INESPERADA VISITA
INESPERADA VISITA
Se bem penso, nem só para o amor, o eufórico, o lúdico, o humorístico, o sensual mais ou menos ousado, existe este site. Também nele há ou deve haver lugar, assim julgo para a alusão – já que de canto não é fácil nele honra-lo – para o profundamente sofrido, já que a dor é inerente à humana condição. Por isso que ninguém se escandalize por uma curta viagem pelo patético da vida.
O tema que nesta hora acorda em mim mexe com o mais profundo da raiz humana, rasgando em lúgubre transversal toda a sua natureza, enraizando no corpo e volatilizando-se no espírito. È patético - repetimo-lo - o tema, mas ao mesmo tempo arrebatador, na medida em que interfere, integral, nas profundas do nosso ser. Há um certo pudor, não sei bem se medo, um certo respeito – não sei se é o termo correcto - por o leitor. Mas uma réstia de coragem ou ousadia, ou despudor, desafia-me a abrir e com determinação a porta e a entrar com desassombro na matéria que hoje – não sei se por estar um dia de acentuada intempérie me sinto desafiado a abordar.
Sem me considerar poeta, ouso defender que considero o assunto rotundamente susceptível de ser tocado, porventura cantado.
Era um imenso e aparente relvado com árvores que até davam fruto, de premeio. Ao centro uma pequena colina da qual se dominava o verde prado. Fomos para ali conduzidos num anúncio de surpresa da guia do grupo já que identificar a visita poderia ser desestimulador para alguns. Uma vez postados na colina, espraiado o olhar pela distância como quem busca apetitosa novidade, os nossos olhos vão-se aproximando das imediações da colina e é então que se apercebem da natureza do lugar. Aqui e além, mas como por inusitada magia cada vez mais próximas, uma e outra e depois outra e, afinal, um sem fim de cruzes a salpicarem o relvado. Aqui, além e mais além, uma simples flor. Está desfeito o mistério. É um cemitério, não à maneira dos nossos.

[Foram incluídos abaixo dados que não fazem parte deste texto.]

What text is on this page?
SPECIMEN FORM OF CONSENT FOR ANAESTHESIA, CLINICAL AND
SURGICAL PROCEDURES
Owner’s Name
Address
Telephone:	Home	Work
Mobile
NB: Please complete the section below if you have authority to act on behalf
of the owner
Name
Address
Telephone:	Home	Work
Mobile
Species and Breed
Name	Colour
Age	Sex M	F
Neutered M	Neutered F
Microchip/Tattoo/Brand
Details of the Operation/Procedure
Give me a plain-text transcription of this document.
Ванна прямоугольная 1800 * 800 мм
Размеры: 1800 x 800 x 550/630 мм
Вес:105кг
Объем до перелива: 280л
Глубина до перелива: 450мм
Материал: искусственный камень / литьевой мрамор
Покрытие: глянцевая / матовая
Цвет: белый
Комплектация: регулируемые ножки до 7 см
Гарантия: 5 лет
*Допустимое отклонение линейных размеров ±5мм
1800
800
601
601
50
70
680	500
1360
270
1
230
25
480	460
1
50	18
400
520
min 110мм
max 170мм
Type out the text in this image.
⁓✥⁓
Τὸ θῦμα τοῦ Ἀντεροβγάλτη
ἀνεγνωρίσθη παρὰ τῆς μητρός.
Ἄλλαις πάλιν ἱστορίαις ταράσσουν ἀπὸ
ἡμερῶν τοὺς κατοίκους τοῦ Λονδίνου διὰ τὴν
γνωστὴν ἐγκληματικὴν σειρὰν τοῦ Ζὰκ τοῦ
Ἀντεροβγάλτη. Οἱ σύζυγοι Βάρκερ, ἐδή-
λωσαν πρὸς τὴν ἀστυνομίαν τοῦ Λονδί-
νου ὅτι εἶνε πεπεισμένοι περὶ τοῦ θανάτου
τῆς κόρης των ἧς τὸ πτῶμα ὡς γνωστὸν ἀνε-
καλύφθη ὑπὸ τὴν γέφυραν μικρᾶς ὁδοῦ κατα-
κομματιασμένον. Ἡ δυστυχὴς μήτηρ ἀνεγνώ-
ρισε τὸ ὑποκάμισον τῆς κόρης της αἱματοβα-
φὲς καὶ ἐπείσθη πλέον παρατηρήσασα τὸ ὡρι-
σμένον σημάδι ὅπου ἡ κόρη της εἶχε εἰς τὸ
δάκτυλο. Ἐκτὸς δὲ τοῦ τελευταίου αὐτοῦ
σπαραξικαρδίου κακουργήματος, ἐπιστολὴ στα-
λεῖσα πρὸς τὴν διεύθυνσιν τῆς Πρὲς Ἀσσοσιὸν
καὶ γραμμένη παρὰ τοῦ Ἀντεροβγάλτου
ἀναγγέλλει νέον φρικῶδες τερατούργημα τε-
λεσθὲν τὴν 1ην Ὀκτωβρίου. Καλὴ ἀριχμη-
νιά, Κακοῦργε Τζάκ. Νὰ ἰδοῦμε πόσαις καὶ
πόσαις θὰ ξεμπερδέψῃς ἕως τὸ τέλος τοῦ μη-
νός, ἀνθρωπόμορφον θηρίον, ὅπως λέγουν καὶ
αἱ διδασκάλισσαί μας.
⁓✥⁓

Ali tudo era simples, igual, não havia distinção de classes. Os que ali repousavam tinham a mesma idade, mais ano menos ano (dezanove a vinte e um anos) e para ali foram levados numa mesma época, a da brutal segunda grande guerra. Eram militares alemães os que ali jaziam, aqueles cujos corpos jovens foram entregues há cerca de sessenta anos às leis implacáveis da terra-mãe. Sim por estranho que possa parecer e explicação não nos foi dada e também não a descortino, eram militares alemães. Isto em terras da Normandia, terras da nação Francesa, naturais inimigos da nação Alemã. Perpassou por mim e decerto por outros, um acolhedor sentir, quase ternurento. Surpreendeu-me que fosse dada aquela dignidade a jovens militares da grande nação inimiga. Não tive lágrimas. Estas imaginei-as nos olhos daqueles que foram pais desta juventude brutalmente sacrificada na flor da idade. Neste instante escutei distante – tive essa ilusão, eu sei – uma melodia que me é profundamente cara e que me toca a alma em determinados momentos. É uma canção de Marléne Dietrich que de algum modo canta a tragédia desta guerra e lhe é contemporânea. Então os meus olhos, eles mesmos vertem lágrimas que me fazem sentir no mais esconso da alma que existe uma resposta para este drama. Os sentimentos que remanesceram em mim remeteram-me durante algum tempo a um silêncio que me fez viajar por um inexplicável mundo caldeado na dor, na violência desfeita em humanidade, numa estranha paz interior, na saudade.